Der deutsche Fußball steckt in einer Misere. Im Mittelpunkt steht dabei die
Frage, was den deutschen Spielern im Vergleich zur internationalen Spitze
fehlt. In ihrem Buch beschreiben sie ausführlich ihre Krankengeschichte, was
die ständigen Verletzungen ihre Knies betrifft. Ich habe den Eindruck, sie
hatten besonderen Spaß daran, diese Verletzungen möglichst drastisch
darzustellen. Ist Leidensfähigkeit das, was deutschen Fußballern heutzutage
fehlt?
Theweleit: Ich
weiß gar nicht, ob ich damals groß Leidensfähigkeit an den Tag gelegt habe.
Drastisch dargestellt habe ich es auch nicht. Man hat ja keine Wahl, wenn
man ein so verletzungsanfälliges Knie hat, dass es sich bei bestimmten
Belastungen regelmäßig verdreht. Mit “Leidensfähigkeit” ist ja auch etwas
anderes gemeint. Von Fußballern wird ja nicht nur verlangt, dass sie ihre
Verletzungen klaglos ertragen sollen, sondern dass sie über ihre Grenzen
hinausgehen. Der Vorwurf lautet ja, dass sie sich übermäßig schonen, dass
sie sich nicht auspowern. Derselbe Vorwurf also wie zum Beispiel gegen Jan
Ullrich im Vergleich mit Lance Armstrong auf der Tour. Das ist aber Quatsch.

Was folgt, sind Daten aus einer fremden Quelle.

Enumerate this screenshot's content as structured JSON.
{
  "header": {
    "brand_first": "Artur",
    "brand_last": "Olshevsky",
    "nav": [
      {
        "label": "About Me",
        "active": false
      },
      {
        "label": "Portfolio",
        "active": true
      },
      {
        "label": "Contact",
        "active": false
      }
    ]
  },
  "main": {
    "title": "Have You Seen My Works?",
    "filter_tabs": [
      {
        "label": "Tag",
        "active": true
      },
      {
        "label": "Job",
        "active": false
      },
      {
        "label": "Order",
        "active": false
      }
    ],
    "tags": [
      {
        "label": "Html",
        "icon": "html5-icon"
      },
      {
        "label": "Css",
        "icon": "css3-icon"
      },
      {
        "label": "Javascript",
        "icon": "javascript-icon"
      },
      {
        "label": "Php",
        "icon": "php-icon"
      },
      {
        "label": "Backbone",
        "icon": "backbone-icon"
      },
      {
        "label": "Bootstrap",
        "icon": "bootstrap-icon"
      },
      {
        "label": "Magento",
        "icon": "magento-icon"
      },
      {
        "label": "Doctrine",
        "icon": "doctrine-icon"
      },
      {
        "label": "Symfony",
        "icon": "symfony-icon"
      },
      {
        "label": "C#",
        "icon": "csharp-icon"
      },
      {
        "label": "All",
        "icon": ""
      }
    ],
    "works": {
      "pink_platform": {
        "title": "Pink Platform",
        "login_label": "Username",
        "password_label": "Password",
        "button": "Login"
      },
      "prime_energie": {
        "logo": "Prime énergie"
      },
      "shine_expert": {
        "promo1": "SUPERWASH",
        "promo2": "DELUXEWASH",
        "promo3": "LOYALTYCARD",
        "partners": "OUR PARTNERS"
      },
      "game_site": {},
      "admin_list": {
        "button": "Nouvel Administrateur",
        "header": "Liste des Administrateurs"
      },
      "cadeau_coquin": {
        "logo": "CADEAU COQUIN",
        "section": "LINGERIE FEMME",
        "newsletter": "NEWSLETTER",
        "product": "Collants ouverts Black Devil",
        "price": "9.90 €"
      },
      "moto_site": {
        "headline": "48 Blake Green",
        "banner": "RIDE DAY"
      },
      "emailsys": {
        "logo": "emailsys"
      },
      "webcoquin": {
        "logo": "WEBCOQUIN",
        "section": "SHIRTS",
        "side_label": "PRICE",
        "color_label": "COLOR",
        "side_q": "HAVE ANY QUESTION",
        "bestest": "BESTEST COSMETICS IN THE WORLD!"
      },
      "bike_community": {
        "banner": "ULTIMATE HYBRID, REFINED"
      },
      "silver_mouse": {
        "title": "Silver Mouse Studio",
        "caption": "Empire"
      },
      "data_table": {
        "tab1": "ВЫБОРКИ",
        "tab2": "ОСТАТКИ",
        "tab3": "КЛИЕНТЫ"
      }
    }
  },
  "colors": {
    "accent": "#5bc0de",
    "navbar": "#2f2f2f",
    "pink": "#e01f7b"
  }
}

Ausgepowert haben sich beide.
Fehlen die berühmten deutschen Tugenden?
Theweleit:
Zu den berühmten deutschen Tugenden
gehörte die so genannte Moral, das sollte heißen, Durchhaltefähigkeit und
Überstrapazierung der eigenen Physis. Dahinter steckte in Deutschland
traditionell der Gedanke: “Wir müssen Kriege gewinnen, dadurch, dass wir die
besseren Soldaten haben. Wir haben nicht die überlegenen Ressourcen, wir
haben nicht genug Öl, nicht genug Panzer und Schiffe, also müssen wir die
besseren Soldaten haben.”
Also die besseren Fußballsoldaten?
Theweleit:
Genau. Der Gedanke steckt im Gerede
von “deutschen Tugenden” immer mit drin. Dadurch dass man länger läuft, mehr
läuft als alle anderen, auch in der 90. Minute noch Kraft und Luft hat und
sich nicht aufgegeben hat. Dadurch schlägt man dann schließlich am Ende die
anderen. Das hat aber noch nie so gestimmt. Wenn ich mich an Tore erinnere,
die zur Qualifikation zu Weltmeisterschaften geführt haben, zum Beispiel
Gerd Müller in der 90. Minute gegen Albanien ein 2:1, Libuda gegen
Schottland mit einem absoluten Glücksschuss, Häßler gegen Wales
– diese
Dinge sind nicht dadurch zustande gekommen, dass hier 90 Minuten lang
gekämpft, gehetzt und gerannt wurde. Gegen manche Gegner war vielleicht ein
Tick konditionelle Überlegenheit darin. Das hat seine Grenzen, wie man
zuletzt bei der EM gegen Lettland sah. Auf der Ebene der so genannten
Kreativität des Spiels kommt man mit diesen Tugenden nicht durch. Und
tatsächlich war es ja auch so, dass zu den deutschen Tugenden immer
exzellente Techniker im Mittelfeld mit dem richtigen Auge für den Pass
gehörten. Es sind eher die, die der deutschen Mannschaft heute fehlen.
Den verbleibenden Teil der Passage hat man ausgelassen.